Too many people, including some experts who should know better, think of a business plan only as it was years ago: a long formal document that's hard to prepare and easy to forget about. Don't fall into that trap. Your business deserves a plan. Here's how to proceed:
Related: Write a Winning Business Plan With These 8 Key Elements
Develop a simple lean plan first.
Start with a lean business plan. That's my name for a business plan that's simpler and easier to use than the formal ones that most people think of. I define a lean plan as one for your eyes only. It includes just four essential parts: a bare-bones strategy summary; a list of tactics to execute the strategy, such as the pricing, marketing plan, selecting sales channels and product-launch dates; concrete details of assumptions, tasks and milestones; and basic forecasts for revenue and spending.
Writing down the essential strategy and tactics will give you something to use to steer the business if it starts to veer off track. Lists of milestones and tasks can help you track growth and progress toward reaching goals. And the basic business numbers will guide you in managing the money.
A lean plan should never be completed and forgotten. Instead, review it regularly, track results and revise it as needed. Keep it up-to-date. Comparing the company's actual results to the plan will help you figure out how to better stay on track or, if needed, to change the track.
Related: Is Your Business Plan Missing This Vital Ingredient?
Add to the plan as needed.
Later when business developments require you to reach people outside the company, you can add additional material.
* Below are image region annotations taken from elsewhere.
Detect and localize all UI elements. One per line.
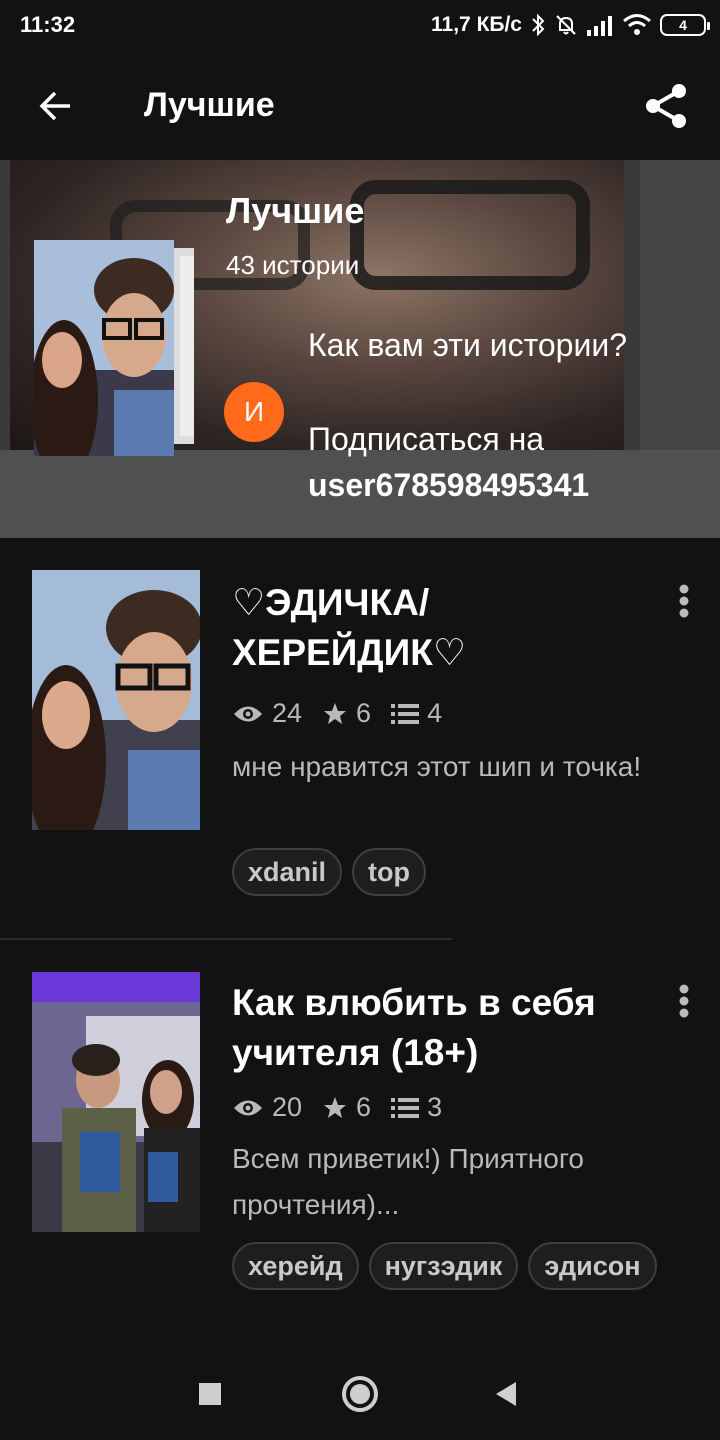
home-button[interactable] [336, 1370, 384, 1418]
tag-chip[interactable]: top [352, 848, 427, 896]
star-icon [324, 702, 347, 724]
back-arrow-icon [39, 91, 70, 121]
wifi-icon [623, 14, 651, 35]
recents-button[interactable] [186, 1370, 234, 1418]
square-icon [199, 1383, 221, 1405]
story-more-button[interactable] [664, 976, 704, 1026]
story-tags: xdanil top [232, 848, 672, 896]
system-nav-bar [0, 1344, 720, 1440]
views-count: 24 [272, 698, 303, 728]
avatar-letter: И [243, 396, 265, 427]
story-cover-image[interactable] [32, 972, 200, 1232]
reading-list-header: Лучшие 43 истории И Как вам эти истории?… [0, 160, 720, 538]
stars-count: 6 [356, 1092, 372, 1122]
battery-icon: 4 [660, 14, 710, 36]
story-cover-image[interactable] [32, 570, 200, 830]
story-more-button[interactable] [664, 576, 704, 626]
app-bar: Лучшие [0, 52, 720, 160]
list-icon [391, 1097, 420, 1118]
stars-count: 6 [356, 698, 372, 728]
story-description: мне нравится этот шип и точка! [232, 751, 642, 782]
triangle-back-icon [496, 1382, 516, 1406]
tag-chip[interactable]: эдисон [528, 1242, 657, 1290]
star-icon [324, 1096, 347, 1118]
share-icon [646, 84, 686, 128]
username[interactable]: user678598495341 [308, 467, 589, 503]
bell-off-icon [556, 15, 576, 35]
divider [0, 938, 452, 940]
eye-icon [234, 706, 262, 721]
subscribe-prefix: Подписаться на [308, 421, 545, 457]
status-time: 11:32 [20, 12, 76, 37]
parts-count: 3 [427, 1092, 443, 1122]
back-button[interactable] [26, 76, 86, 136]
story-stats: 24 6 4 [232, 698, 442, 729]
more-vert-icon [679, 584, 689, 618]
back-nav-button[interactable] [482, 1370, 530, 1418]
tag-chip[interactable]: нугзэдик [368, 1242, 519, 1290]
views-count: 20 [272, 1092, 303, 1122]
circle-icon [342, 1376, 378, 1412]
signal-icon [587, 16, 612, 36]
list-icon [391, 703, 420, 724]
feedback-prompt: Как вам эти истории? [308, 327, 628, 363]
share-button[interactable] [634, 74, 698, 138]
eye-icon [234, 1100, 262, 1115]
avatar[interactable]: И [224, 382, 284, 442]
list-cover-image[interactable] [34, 240, 174, 456]
story-title[interactable]: Как влюбить в себя учителя (18+) [232, 978, 652, 1078]
network-speed: 11,7 КБ/с [431, 13, 522, 36]
story-tags: херейд нугзэдик эдисон [232, 1242, 672, 1290]
list-title: Лучшие [226, 190, 365, 231]
subscribe-link[interactable]: Подписаться на user678598495341 [308, 416, 718, 508]
status-bar: 11:32 11,7 КБ/с 4 [0, 0, 720, 52]
story-title[interactable]: ♡ЭДИЧКА/ХЕРЕЙДИК♡ [232, 578, 652, 678]
status-icons: 11,7 КБ/с 4 [431, 10, 710, 40]
story-description: Всем приветик!) Приятного прочтения)... [232, 1143, 584, 1220]
bluetooth-icon [532, 13, 545, 37]
story-count: 43 истории [226, 250, 360, 280]
more-vert-icon [679, 984, 689, 1018]
battery-level: 4 [679, 17, 687, 33]
story-stats: 20 6 3 [232, 1092, 442, 1123]
tag-chip[interactable]: xdanil [232, 848, 343, 896]
page-title: Лучшие [144, 86, 275, 124]
tag-chip[interactable]: херейд [232, 1242, 359, 1290]
parts-count: 4 [427, 698, 443, 728]
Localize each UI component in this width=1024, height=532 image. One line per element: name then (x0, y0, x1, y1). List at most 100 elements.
Having an up-to-date lean plan means you already have a core document.
You might add details about the management team, company history and product features. You don't need this for a plan used internally, but outsiders need such explanations and additional detail.
Investors will need market analysis to support the growth projections. So include specifics about the underlying market needs and segmentation, competitive analysis and the company's early traction. They will also want to know more about the background and startup experience of members of the management team and the eventual exit strategy.
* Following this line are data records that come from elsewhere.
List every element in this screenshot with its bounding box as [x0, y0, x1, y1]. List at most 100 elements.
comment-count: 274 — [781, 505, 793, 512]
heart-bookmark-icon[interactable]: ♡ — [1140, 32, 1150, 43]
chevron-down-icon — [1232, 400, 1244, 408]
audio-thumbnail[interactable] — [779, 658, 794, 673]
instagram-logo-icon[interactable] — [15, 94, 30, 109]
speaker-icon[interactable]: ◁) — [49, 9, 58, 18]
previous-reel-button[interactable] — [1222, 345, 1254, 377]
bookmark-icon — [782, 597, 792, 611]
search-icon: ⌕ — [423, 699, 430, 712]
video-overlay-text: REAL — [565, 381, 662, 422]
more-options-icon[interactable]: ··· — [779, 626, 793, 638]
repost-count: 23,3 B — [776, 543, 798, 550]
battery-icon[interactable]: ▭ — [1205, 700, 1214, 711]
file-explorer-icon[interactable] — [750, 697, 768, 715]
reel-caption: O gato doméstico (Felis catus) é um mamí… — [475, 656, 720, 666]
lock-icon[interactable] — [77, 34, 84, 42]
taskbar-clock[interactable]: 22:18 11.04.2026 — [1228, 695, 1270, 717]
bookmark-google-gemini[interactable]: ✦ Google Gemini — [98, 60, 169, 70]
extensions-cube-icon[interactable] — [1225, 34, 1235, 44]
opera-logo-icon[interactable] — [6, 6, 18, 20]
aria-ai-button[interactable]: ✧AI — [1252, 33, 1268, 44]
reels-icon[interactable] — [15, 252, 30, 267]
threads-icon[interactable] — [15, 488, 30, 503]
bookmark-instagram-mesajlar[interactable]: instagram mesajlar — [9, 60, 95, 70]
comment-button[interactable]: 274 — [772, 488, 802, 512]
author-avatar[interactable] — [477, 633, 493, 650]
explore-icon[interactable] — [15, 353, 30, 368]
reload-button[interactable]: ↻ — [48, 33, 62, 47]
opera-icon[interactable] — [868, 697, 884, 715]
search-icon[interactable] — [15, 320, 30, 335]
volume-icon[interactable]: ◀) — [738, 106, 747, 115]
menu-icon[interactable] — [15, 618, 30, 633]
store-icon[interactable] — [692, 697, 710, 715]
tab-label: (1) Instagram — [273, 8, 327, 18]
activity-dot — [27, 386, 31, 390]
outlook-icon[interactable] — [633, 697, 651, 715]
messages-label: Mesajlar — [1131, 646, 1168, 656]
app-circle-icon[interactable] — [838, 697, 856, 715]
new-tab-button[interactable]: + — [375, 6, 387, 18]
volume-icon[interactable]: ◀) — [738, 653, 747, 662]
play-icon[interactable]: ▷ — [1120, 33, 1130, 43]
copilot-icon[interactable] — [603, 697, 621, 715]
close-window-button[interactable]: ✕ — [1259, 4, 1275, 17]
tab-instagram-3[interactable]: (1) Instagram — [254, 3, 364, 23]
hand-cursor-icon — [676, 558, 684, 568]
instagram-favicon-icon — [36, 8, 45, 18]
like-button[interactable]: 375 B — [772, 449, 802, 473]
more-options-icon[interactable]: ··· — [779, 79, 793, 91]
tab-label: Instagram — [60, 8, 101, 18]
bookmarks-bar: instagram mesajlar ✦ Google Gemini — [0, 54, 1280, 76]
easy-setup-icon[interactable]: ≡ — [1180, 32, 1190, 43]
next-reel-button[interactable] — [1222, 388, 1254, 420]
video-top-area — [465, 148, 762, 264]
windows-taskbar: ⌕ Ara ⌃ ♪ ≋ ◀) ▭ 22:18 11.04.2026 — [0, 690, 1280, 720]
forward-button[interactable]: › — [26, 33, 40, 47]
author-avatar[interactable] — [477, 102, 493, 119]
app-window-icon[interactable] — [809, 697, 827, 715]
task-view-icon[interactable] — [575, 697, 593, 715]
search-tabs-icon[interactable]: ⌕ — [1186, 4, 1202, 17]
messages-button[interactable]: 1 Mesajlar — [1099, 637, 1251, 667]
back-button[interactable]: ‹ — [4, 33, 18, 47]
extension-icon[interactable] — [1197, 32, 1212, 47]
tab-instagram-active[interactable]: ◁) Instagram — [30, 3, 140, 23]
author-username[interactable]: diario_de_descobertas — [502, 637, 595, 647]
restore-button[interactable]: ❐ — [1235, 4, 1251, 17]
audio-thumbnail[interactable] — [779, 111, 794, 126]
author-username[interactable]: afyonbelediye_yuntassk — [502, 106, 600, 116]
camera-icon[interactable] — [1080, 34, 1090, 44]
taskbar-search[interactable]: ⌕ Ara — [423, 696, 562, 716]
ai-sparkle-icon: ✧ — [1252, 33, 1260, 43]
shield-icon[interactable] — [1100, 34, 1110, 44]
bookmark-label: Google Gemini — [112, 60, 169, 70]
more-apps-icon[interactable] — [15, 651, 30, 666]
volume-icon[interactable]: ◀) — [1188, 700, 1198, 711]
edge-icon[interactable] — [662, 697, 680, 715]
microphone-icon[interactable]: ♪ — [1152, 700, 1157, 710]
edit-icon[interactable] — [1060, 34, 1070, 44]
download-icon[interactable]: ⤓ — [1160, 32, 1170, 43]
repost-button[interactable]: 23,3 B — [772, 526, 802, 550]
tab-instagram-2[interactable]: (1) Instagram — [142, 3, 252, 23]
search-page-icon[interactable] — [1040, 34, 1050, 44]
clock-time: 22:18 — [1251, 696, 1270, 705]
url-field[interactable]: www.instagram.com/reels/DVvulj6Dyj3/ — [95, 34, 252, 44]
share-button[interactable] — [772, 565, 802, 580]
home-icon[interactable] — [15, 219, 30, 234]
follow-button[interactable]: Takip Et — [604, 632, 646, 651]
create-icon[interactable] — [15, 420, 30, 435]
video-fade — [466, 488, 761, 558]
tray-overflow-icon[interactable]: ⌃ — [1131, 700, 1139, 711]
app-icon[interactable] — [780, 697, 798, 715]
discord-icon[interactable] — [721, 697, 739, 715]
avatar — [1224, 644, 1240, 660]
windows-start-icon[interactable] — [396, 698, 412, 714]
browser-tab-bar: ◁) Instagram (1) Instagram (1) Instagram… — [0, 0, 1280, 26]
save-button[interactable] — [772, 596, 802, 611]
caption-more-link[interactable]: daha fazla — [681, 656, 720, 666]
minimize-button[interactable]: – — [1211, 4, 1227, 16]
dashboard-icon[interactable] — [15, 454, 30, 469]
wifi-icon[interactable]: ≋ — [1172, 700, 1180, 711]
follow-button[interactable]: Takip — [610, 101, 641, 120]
Bankers will want to see standard fiscal information that addresses credit history and risk, such as financial statements for the company and usually personal financial statements of the entrepreneurs. For a loan application, they'll usually look at specific business ratios that measure risk, such as the debt-to-equity ratio, current ratios, quick ratios and inventory-turnover ratios.
Investors, bankers, analysts and other business professionals have their own world of standards, definitions and expectations. Projecting revenue and spending is enough for when creating the lean plan, but for the formal plan, you'll need to show three essential financial projections -- for profit and loss, balance sheets and cash flow.
Outsiders also need summaries. A formal plan starts with an executive summary that covers key points in just a few pages. That summary could be sent as a standalone message in email as a convenience to the people who have to read your plan for business purposes. Give them a break. Make the information they care about easy to find. Don't show off and get to the point.
So keep things simple, keep it lean at first but have a plan.